Deflagrada nesta sexta-feira (10/4) pela Delegacia de Repressão ao Crime Organizado (Draco), a ação é o primeiro caso documentado pela polícia local em que criminosos saem da capital federal para receber treinamento tático e de combate em redutos de facções fluminenses. No DF, foram expedidos 21 mandados de prisão, dos quais sete já estavam presos por tráfico de drogas.
De acordo com a delegada Ágatha Braga, responsável pela investigação, os três líderes presos viajavam com frequência ao Rio, onde tinham acesso às comunidades dominadas pelo Terceiro Comando Puro (TCP) e pelo Comando Vermelho (CV).
"Lá eles receberam armas de grosso calibre, treinamento de combate e voltaram para o DF. Eles postavam essas imagens portando fuzis nas redes sociais, o que demonstra esse sentimento de pertencimento ao meio faccionado", explicou a delegada, em coletiva de imprensa.

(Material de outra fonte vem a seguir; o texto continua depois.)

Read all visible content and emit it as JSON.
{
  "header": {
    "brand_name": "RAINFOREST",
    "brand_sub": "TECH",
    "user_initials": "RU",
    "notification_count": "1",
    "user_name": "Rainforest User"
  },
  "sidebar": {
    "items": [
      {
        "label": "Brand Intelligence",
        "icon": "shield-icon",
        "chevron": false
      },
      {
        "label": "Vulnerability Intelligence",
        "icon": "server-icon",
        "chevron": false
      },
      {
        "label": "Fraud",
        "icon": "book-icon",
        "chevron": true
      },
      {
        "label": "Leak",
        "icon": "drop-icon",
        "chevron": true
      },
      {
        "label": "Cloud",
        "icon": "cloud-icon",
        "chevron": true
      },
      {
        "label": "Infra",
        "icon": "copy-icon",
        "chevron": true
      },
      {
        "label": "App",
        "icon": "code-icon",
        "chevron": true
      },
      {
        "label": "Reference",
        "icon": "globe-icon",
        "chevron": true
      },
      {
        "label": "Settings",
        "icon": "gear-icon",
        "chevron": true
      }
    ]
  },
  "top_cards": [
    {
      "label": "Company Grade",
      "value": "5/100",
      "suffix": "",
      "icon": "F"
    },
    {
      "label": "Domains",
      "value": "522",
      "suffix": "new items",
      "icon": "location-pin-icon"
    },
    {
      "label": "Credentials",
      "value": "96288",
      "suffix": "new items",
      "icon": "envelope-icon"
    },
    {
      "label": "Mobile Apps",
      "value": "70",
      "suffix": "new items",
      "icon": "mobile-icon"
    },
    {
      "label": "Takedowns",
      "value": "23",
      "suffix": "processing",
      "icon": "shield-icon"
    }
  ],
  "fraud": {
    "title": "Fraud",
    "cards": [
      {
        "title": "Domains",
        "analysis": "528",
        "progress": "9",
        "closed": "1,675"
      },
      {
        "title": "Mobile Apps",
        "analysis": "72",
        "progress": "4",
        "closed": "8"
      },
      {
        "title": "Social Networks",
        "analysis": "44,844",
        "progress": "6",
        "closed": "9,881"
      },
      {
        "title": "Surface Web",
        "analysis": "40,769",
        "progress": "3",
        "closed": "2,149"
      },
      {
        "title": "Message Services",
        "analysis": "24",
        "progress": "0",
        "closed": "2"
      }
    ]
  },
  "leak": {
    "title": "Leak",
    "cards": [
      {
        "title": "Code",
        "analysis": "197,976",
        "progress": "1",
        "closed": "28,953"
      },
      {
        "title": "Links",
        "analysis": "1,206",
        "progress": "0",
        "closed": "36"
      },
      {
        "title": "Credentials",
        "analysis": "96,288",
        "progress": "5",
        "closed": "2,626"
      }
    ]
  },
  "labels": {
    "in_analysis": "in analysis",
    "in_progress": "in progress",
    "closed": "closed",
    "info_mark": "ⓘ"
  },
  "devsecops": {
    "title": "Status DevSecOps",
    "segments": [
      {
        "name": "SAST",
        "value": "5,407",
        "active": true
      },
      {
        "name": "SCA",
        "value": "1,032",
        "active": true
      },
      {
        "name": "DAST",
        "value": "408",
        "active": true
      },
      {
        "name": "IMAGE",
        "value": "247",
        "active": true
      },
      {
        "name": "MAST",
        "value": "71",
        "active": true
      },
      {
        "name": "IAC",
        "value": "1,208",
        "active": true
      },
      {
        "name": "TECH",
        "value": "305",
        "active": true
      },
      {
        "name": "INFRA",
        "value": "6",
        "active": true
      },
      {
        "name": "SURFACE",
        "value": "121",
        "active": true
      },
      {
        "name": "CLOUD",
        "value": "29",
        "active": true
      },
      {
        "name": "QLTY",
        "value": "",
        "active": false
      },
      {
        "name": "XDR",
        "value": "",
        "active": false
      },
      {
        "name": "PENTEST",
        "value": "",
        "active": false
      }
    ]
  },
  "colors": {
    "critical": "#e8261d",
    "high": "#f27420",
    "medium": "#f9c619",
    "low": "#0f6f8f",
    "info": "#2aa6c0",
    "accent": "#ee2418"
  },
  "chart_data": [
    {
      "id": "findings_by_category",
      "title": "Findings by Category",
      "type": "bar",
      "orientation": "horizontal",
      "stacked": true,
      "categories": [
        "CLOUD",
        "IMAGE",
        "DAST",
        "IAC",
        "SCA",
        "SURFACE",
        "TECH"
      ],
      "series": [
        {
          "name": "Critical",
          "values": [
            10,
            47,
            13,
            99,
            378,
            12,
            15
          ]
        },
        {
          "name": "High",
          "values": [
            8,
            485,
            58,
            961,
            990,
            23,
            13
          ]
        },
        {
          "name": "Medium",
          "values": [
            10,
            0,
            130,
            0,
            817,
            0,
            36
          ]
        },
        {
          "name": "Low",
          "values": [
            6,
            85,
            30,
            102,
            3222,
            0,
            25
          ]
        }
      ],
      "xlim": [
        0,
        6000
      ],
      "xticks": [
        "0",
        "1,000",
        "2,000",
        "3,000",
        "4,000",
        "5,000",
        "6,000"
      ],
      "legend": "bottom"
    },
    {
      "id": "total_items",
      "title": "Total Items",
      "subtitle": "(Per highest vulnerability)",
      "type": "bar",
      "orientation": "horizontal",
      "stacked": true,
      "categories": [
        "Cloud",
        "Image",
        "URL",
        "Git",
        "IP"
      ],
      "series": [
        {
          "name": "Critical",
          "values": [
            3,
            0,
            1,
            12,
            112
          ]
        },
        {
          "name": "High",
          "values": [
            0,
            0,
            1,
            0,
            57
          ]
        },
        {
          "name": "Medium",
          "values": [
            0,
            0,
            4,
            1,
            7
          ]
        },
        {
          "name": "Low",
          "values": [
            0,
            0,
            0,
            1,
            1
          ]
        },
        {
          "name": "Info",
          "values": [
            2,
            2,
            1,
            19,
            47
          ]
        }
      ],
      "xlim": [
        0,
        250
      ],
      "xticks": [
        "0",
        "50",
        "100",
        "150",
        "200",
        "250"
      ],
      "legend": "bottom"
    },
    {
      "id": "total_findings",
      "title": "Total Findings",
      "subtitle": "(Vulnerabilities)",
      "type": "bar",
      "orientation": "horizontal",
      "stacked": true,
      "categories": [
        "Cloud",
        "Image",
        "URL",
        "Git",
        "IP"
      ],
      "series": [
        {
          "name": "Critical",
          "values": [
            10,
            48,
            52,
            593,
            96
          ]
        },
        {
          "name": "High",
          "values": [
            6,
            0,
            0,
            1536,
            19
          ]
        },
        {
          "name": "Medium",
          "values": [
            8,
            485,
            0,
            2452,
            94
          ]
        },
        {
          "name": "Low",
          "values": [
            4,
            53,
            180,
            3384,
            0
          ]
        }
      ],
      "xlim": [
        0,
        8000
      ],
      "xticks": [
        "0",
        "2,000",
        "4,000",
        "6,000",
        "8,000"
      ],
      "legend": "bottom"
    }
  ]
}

Apesar da instrução militarizada, a polícia agiu antes que o conhecimento fosse replicado em solo brasiliense. "Neutralizamos a ação antes que eles pudessem angariar novos membros ou expandir a facção, e não há indícios de que as armas tenham sido transportadas para cá", completou Ágatha.
Estrutura
A estrutura criminosa era dividida em dois núcleos principais: um voltado ao tráfico de drogas sintéticas e maconha, e outro dedicado a uma sofisticada rede de lavagem de dinheiro que movimentou até R$ 1 bilhão em todo o país. O braço financeiro contava com a expertise de estrangeiros — dois colombianos e um venezuelano — que operavam empresas de fachada e pulverizavam os lucros por meio de criptoativos.
Durante as buscas, os agentes constataram que as sedes das empresas eram fictícias. “Sete pessoas jurídicas foram alvos de busca e apreensão e não foi constatada atividade em nenhuma delas; existiam apenas no papel para asfixiar o sistema financeiro”, detalhou a delegada.
A operação resultou no cumprimento de 33 mandados de prisão temporária e seis prisões em flagrante, além do sequestro de imóveis de luxo em Uberlândia (MG), Guarujá (SP) e Foz do Iguaçu (PR). O montante bloqueado judicialmente visa paralisar a capacidade de reorganização do grupo.
Para a Draco, a operação é um marco no combate à tentativa de entrada de ideologias de facções externas no DF. “Buscamos asfixiar financeiramente para impedir a circulação de dinheiro e garantir que, no futuro, esses valores retornem ao Estado”, ressaltou Ágatha Braga.
Balanço
A Operação Eixo resultou em 96 mandados, sendo 40 de prisão e 56 de busca e apreensão; 33 mandados de prisão cumpridos; seis prisões em flagrante, das quais três foram por tráfico de drogas e três por posse de arma de fogo; apreensão de porções de maconha; 180 comprimidos de ecstasy; duas armas de fogo e munições; R$ 60 mil em espécie e joias; contas de criptoativos bloqueadas; seis veículos de luxo e uma motocicleta; três imóveis (em Foz do Iguaçu, Guarujá e Uberlândia); e a autorização para o bloqueio de R$ 1 milhão em contas bancárias.